When John Holbo has the time for serious blogging he’s one of my favorites to read. He apparently has had time the last couple of days, because he has one great post on conservatives in academia, and then another one, and then an impressive essay on the dirty hands problem. [UPDATE: Whoops. The second entry there is from John’s coblogger and wife Belle Waring. Sorry, Belle!] Tim Burke also has a thoughtful post on the politics-and-academe problems.
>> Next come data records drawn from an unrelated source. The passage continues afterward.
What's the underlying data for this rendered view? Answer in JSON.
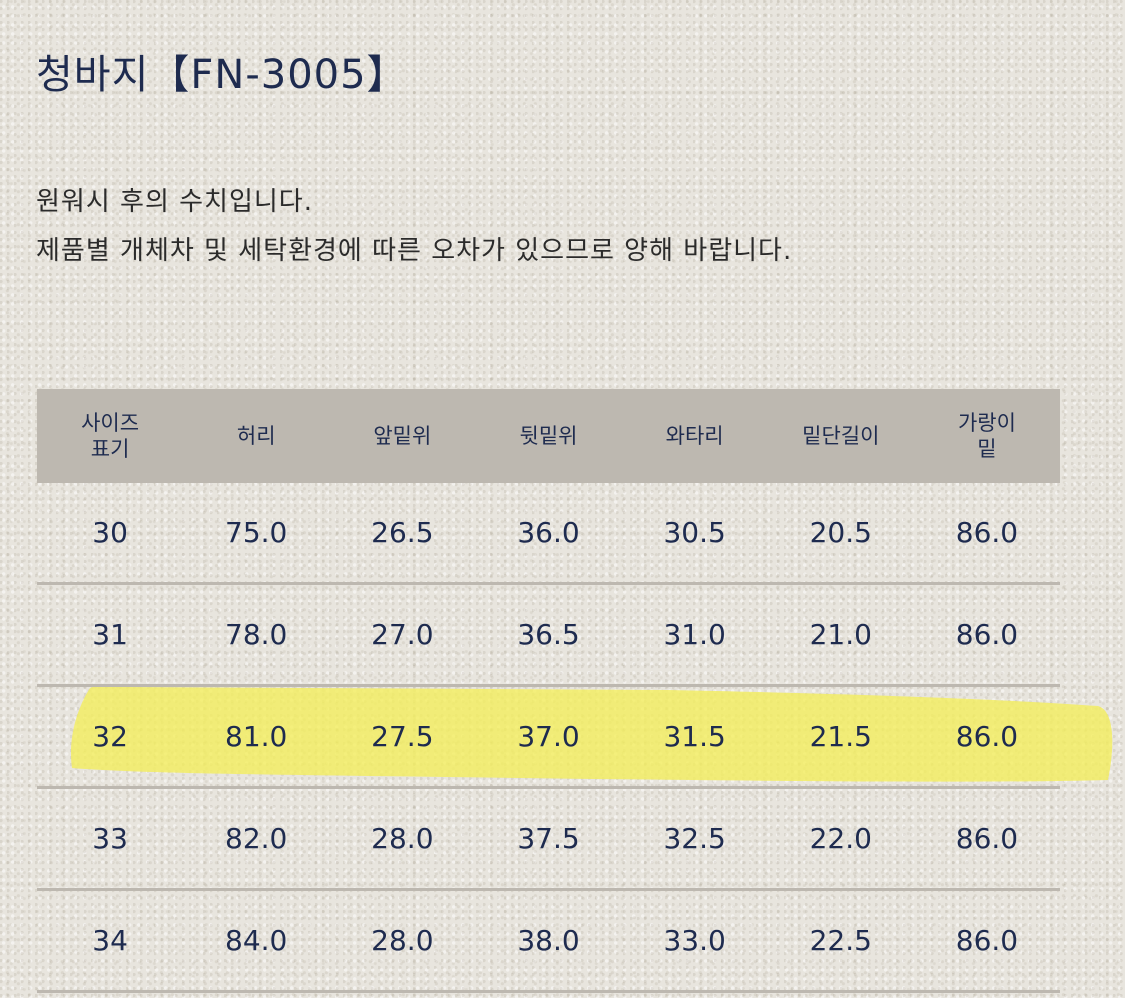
{
  "title": "청바지【FN-3005】",
  "notice": {
    "line1": "원워시 후의 수치입니다.",
    "line2": "제품별 개체차 및 세탁환경에 따른 오차가 있으므로 양해 바랍니다."
  },
  "table": {
    "headers": [
      [
        "사이즈",
        "표기"
      ],
      [
        "허리"
      ],
      [
        "앞밑위"
      ],
      [
        "뒷밑위"
      ],
      [
        "와타리"
      ],
      [
        "밑단길이"
      ],
      [
        "가랑이",
        "밑"
      ]
    ],
    "rows": [
      [
        "30",
        "75.0",
        "26.5",
        "36.0",
        "30.5",
        "20.5",
        "86.0"
      ],
      [
        "31",
        "78.0",
        "27.0",
        "36.5",
        "31.0",
        "21.0",
        "86.0"
      ],
      [
        "32",
        "81.0",
        "27.5",
        "37.0",
        "31.5",
        "21.5",
        "86.0"
      ],
      [
        "33",
        "82.0",
        "28.0",
        "37.5",
        "32.5",
        "22.0",
        "86.0"
      ],
      [
        "34",
        "84.0",
        "28.0",
        "38.0",
        "33.0",
        "22.5",
        "86.0"
      ]
    ],
    "highlighted_row": 2
  },
  "colors": {
    "text": "#1e2b4f",
    "header_bg": "#bdb8b0",
    "highlight": "#f3ee5a",
    "page_bg": "#e8e5de"
  }
}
Speaking of conservatives in academia, read Kieran Healy’s post on David Horowitz’s odd initiative, “Follow the Network,” which is apparently going to be one of those sprawling everythings-connected-to-everything conspiracy charts of the sort one sees in Christic Institute or John Birch Society publications combines with a high tech let’s-trash-people-anonymously function with a kind of six-degrees-of-separation game. (I note that there are established websites that try to make somewhat similar hay with right-leaning think tanks, foundations, universities, and individuals– but they don’t generally reach the absurd heights of including Osama bin Laden in the same network with Jack Balkin.) I think this looks so silly on its face that it’s not likely to attract the same kind of attention and worries that, say, Middle East Watch did. Horowitz’s team of researchers doesn’t seem to have done a very good job even at placing people, by the way. My colleague Cathy Cohen is listed as being at Yale, as is Penn’s Rogers Smith.

It doesn’t seem to take much to qualify as a “‘Progressive’ Academic,” the category that disreputable folks like three of my departmental colleagues and Michael Walzer get lumped into. The whole enterprise seems like a bad idea– or rather, three or four bad ideas rolled into one.